Despite a long-time interest and effort, the biological significance of the transcriptional induction of DNA repair genes is still unclear. In particular, failure to induce RAD54, a DNA repair gene in S. cerevisiae, appeared not to affect DNA repair or recombination phenotypes, raising significant questions about the physiology of damage-dependent induction (13). However, the present study indicates that the transcriptional activation of rhp51⁺ is required for cellular repair capacity, implying the presence of an SOS-like response in yeast.

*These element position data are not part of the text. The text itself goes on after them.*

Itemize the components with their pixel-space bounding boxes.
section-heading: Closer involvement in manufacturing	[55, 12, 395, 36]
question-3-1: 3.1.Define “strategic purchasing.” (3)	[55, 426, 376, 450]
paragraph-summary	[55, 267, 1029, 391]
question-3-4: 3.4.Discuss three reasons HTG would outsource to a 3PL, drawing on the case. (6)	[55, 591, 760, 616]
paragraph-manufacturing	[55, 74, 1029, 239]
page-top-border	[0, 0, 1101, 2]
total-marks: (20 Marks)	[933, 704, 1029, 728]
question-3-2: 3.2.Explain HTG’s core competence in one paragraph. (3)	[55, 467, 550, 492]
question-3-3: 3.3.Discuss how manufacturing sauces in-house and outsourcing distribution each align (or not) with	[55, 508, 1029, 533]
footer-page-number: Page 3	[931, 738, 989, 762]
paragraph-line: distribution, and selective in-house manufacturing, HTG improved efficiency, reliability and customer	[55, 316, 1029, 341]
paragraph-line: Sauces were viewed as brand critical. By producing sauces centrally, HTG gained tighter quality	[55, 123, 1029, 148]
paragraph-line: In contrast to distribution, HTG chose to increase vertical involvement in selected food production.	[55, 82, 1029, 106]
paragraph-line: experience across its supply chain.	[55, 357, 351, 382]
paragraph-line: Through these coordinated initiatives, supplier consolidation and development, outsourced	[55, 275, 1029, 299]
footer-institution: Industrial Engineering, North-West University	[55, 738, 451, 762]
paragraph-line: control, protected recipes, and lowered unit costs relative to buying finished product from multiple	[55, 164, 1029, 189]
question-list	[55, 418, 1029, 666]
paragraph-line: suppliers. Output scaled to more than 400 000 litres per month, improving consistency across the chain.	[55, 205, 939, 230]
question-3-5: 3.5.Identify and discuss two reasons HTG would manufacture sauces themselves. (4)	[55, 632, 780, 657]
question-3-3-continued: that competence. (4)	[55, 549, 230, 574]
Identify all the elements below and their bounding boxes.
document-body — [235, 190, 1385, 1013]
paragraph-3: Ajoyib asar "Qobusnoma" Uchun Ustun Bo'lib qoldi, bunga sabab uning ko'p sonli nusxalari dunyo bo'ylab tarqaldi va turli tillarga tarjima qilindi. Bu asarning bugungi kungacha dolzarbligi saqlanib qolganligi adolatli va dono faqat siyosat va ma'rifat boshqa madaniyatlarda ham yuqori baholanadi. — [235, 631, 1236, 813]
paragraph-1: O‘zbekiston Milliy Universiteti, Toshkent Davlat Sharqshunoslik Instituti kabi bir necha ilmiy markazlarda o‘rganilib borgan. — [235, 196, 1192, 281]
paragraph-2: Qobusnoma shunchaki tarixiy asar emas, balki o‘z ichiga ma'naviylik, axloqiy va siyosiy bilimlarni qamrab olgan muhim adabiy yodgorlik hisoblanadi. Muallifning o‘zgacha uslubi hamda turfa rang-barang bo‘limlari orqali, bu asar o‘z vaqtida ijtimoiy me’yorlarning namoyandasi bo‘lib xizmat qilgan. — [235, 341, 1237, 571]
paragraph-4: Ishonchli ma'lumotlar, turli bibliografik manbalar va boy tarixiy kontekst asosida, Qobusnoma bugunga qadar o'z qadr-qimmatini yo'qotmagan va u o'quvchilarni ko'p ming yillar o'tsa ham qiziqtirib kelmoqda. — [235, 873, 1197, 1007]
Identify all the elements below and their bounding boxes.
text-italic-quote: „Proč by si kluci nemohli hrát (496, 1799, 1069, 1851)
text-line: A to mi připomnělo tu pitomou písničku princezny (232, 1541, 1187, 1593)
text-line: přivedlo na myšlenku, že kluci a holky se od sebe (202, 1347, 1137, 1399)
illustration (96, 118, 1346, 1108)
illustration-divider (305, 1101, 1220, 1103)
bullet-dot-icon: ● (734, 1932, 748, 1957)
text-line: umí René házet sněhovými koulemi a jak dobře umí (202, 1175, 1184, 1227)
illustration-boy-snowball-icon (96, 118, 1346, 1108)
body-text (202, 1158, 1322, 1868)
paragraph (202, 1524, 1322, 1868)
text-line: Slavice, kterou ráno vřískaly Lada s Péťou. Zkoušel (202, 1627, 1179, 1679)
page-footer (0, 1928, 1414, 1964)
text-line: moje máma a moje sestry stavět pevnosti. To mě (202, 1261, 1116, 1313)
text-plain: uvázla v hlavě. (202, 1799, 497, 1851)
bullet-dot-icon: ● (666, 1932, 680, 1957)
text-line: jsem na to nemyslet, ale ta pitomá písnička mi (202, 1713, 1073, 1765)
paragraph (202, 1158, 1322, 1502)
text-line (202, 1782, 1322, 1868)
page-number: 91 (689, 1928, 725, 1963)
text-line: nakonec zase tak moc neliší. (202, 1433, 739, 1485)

Several recent studies strongly argue that the DNA damage checkpoint is linked directly or indirectly to the DNA damage-dependent transcriptional response in addition to the delay of cell cycle progression (1, 16, 27, 29, 38). In particular, recent observations suggested that all damage-checkpoint genes, including RAD9, MEC1, and RAD53 of S. cerevisiae, control the induction of a large regulon of >15 genes whose roles are in DNA repair and metabolism, indicating that this DDR may be reminiscent of the SOS response of bacteria (1, 16, 60). For the fission yeast, a number of damage checkpoint genes involved in sensing abnormal DNA structures and transducing the damage signal to effector molecules have been identified and well characterized (9, 18, 47, 56). However, no one has ever tested whether the checkpoint pathway regulates the transcriptional induction of DNA damage-inducible genes in S. pombe. Interestingly, we also found that the transcriptional activation of rhp51⁺ in response to DNA damage was significantly reduced in all the checkpoint-defective strains of S. pombe tested, implying the existence of DDR control by the checkpoint pathway as in S. cerevisiae. Considering that Rdp1 was found to be a key regulator of DNA damage-dependent expression of rhp51⁺, Rdp1 may be one of the best candidates to act as a mediator that links the DNA damage-signaling cascade by means of checkpoints and damage-dependent induction of rhp51⁺ transcription. Our previous report and this study indicate that Rdp1 may cooperate with MCB-binding proteins for the maximal activation of damage-dependent transcription of rhp51⁺. To confirm this hypothesis, further experiments remain to be performed. Of particular interest is whether Rdp1 indeed mediates damage checkpoint-dependent induction of rhp51⁺ expression.